Ściskam mocno👨‍👩‍👧‍👧😙
 
reklama
Witam was dziewczyny. Chciałam wam napisać moją historię bo wiem że jak się dostało wyniki pappa to szuka się w internecie podobnych historii. Mi to pomagało, to może i kogoś też to uspokoi. Moje USG było ok, w 12+1, kość nosowa obecna, nt 1,5, crl 60. Mam 27 lat. Badania krwi chciałam zrobić ot tak dla spokoju ducha że wszystko jest dobrze. Jak na następny dzień dostałam "suche" wyniki białka i bhcg to już wiedziałam że coś jest nie tak, ale chciałam poczekać na te wyniki opracowane. A tam białko 0,2MoM, bhcg 4,2 MoM. Ryzyko większe niż 1:50. Biorąc pod uwagę USG i resztę parametrów, oraz sama biochemia, wynik taki sam powyżej 1:50. Mój lekarz prowadzący powiedział że albo sanco, albo nifty, albo amniopunkcja. Że moje wyniki są mocno nieprawidłowe. Nie chciałam robić amniopunkcji z tego względu że miałam źle ułożone łożysko i ciągle krwawienia, krwiaki, nie chciałam ryzykować. Chciałam darować sobie i wierzyć że dziecko jest zdrowe. Ale mama mnie namówiła na nifty, że będę spokojniejsza a to zdrowsze dla dziecka. Zamówiłam test, pielęgniarka przyjechała do domu, po 5 dniach miałam wynik. Zdrowa dziewczynka! Lekarz mówił że zdarza się że pappa tak wychodzi przez problemy z łożyskiem, przez różne stężenie hormonów w ciąży, lub po prostu tak jest. Więc dziewczyny te które mają podobny wynik do mojego, nie fundujcie stresu sobie i dzieciaczkowi. Wiem że łatwo się mówi, ale sama przez to przeszłam. Życzę wam samych dobrych wyników!
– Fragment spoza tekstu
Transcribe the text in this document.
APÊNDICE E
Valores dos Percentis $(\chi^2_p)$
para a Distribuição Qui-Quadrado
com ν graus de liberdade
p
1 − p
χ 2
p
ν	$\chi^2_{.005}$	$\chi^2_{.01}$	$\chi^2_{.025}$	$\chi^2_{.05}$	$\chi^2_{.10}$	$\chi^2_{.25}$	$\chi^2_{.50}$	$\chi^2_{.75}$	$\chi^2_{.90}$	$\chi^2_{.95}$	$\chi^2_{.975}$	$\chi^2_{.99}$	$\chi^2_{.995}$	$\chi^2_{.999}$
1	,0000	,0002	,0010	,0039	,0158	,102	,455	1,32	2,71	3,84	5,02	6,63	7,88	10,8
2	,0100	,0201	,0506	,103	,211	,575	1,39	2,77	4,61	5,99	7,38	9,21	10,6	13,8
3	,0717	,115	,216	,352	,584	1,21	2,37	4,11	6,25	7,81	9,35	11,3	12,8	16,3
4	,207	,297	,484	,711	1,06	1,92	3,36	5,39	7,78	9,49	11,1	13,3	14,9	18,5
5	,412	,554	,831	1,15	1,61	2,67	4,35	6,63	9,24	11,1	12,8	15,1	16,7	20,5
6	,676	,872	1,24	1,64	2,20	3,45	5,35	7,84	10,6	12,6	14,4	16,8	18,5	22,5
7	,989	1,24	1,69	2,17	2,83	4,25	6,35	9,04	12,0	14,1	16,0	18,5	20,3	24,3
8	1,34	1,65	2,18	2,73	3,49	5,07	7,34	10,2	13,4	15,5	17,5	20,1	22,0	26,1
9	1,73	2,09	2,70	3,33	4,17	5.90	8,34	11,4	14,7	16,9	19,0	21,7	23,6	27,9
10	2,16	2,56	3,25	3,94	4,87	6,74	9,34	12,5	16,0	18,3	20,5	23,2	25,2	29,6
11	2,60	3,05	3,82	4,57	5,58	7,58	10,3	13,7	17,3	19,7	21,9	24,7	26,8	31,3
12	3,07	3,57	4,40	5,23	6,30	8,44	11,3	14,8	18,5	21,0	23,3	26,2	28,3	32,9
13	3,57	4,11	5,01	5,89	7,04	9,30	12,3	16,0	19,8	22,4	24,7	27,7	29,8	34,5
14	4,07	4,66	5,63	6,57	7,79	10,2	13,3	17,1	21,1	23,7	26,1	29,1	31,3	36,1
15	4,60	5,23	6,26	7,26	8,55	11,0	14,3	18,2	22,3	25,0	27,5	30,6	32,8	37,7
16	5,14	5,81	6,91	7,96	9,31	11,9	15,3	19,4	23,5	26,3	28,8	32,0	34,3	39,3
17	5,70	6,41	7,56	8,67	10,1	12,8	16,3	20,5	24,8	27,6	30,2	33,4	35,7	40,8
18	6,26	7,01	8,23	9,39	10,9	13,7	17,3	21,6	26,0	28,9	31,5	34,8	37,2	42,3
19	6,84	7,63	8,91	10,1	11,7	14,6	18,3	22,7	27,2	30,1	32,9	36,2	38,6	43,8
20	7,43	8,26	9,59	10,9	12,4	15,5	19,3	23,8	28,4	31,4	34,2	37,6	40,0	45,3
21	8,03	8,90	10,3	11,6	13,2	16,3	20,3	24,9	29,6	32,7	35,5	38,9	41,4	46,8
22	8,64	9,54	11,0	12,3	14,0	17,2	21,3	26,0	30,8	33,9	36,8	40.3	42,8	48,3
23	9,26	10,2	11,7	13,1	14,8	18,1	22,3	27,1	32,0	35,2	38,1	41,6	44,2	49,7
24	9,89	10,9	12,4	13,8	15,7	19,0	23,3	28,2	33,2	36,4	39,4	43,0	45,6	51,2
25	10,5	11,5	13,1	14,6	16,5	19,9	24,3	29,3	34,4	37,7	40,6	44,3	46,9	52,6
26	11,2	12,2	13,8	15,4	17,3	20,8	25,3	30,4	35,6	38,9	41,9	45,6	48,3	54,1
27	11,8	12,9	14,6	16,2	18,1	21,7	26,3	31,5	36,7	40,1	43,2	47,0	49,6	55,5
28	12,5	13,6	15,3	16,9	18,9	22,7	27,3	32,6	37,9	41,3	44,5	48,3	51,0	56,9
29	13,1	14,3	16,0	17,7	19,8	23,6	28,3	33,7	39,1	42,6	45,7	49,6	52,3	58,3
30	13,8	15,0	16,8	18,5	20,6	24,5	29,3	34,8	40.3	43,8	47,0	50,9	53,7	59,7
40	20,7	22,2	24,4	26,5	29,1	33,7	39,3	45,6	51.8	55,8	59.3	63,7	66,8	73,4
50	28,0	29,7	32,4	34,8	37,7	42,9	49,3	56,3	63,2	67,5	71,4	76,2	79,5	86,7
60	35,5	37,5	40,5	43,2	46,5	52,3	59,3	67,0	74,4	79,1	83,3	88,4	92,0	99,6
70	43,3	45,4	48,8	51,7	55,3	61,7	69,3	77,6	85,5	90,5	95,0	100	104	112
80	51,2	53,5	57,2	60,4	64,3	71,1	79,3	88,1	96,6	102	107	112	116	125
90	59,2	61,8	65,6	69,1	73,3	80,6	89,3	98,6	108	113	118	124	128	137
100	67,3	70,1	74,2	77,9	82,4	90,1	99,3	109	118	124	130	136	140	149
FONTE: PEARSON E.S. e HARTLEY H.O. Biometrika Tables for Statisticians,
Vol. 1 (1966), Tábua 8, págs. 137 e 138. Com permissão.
Dziekuje ci za to ze to ipisalas - tego mi wlasnie trzeba ;) Az sie poplakalm jak to czytam bo juz jestem tak zmeczona tym stresem ;( Tez czekam na wyniki Sancomoje ryzyko 1:59 i 36 lat. Dzisiaj 5 dzien a wynikow jeszcze nie ma. I tak mnie pewnie zostawia na weekend z tym wszystkim jak ostatnio. Twoja wiadomosc jest meeeegggaaaa pocieszajaca !!!!!!